While Belgium is signatory to the wide-spanning treaty, it is the only country that included an opt-out clause to the section on asylum, saying it would "carry out an individual examination of any asylum request made."
Brussels visit 'symbolic'
Speculation over Puigdemont's whereabouts arose Monday, when Madrid's control of the region began in earnest, after he did not show up to a party meeting in Barcelona. He added to the speculation by posting a photo to social media implying he was inside the Catalan government headquarters. The photo was taken on a previous day.
Puigdemont's lawyer, Bakaert, earlier denied to reporters in Brussels that Puigdemont was in hiding.
"First of all because it's the capital of Europe, he is here legally, completely legal and he has the right to come here. He is not hiding here -- better to be in Brussels than Barcelona. It is a symbol to come to Brussels," he said.
Madrid has called fresh elections for Catalonia on December 21 and Puigdmeont may try to contest them in exile.
Senior officials in Madrid had claimed that Puigdemont could run in the election, but at the same time quipped that he would likely be charged at the time for rebellion, or could even be in prison.

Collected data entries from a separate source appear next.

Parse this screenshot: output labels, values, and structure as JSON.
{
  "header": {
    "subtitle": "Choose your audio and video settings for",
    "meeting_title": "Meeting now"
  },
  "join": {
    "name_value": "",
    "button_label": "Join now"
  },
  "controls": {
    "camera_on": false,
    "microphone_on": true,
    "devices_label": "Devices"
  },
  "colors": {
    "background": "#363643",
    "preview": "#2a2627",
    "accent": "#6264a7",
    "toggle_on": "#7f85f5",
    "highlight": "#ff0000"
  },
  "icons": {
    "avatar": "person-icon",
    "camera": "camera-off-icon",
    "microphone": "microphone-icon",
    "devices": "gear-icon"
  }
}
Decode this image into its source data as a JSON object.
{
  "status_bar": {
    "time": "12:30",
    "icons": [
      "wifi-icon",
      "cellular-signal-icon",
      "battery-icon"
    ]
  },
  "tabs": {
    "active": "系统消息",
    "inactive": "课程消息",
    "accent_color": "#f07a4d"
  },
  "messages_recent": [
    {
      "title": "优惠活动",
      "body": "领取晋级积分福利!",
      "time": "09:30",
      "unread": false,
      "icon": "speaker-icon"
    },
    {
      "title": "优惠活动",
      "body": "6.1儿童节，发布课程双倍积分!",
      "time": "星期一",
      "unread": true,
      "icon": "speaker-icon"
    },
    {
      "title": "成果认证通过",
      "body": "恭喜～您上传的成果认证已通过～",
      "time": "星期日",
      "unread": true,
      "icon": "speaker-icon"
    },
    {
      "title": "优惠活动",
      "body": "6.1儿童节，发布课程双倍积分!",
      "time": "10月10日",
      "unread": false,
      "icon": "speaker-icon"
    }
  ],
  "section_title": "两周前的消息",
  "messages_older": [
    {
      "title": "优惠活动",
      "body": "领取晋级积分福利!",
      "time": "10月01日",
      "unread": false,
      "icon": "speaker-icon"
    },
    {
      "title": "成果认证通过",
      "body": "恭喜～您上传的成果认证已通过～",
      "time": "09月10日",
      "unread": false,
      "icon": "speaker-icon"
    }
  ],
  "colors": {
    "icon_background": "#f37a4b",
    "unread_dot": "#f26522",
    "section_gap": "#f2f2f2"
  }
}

Before the state prosecutor spoke of charges against Puigdemont, the ousted leader appeared defiant, saying he still intended to build an independent country and wanted Catalans to oppose Madrid's rule in a democratic, peaceful fashion.
A Catalan crisis
The independence bid has plunged Spain into it worst political crisis since the restoration of democracy in the 1970s, after Catalonia held the October 1 referendum, which Madrid and the country's top court called illegal. Puigdemont said that the vote gave him a mandate to declare independence.
Some 90% voted in favor of independence in the disputed referendum earlier this month, but turnout was only 43%.
It has also been deeply divisive. Hundreds of thousands of people have protested in Barcelona both for and against independence.
A recent poll that surveyed 1,000 people showed that political parties backing independence would not win a majority if elections were held today.
Pro-independence parties would get 61 to 65 seats in the region's parliament, short of a majority in the 135-seat assembly, the Sigma Dos poll suggests. The poll was published Sunday in El Mundo, which has run editorials opposing independence.
Pro-independence parties had 72 seats in the parliament before it was dissolved.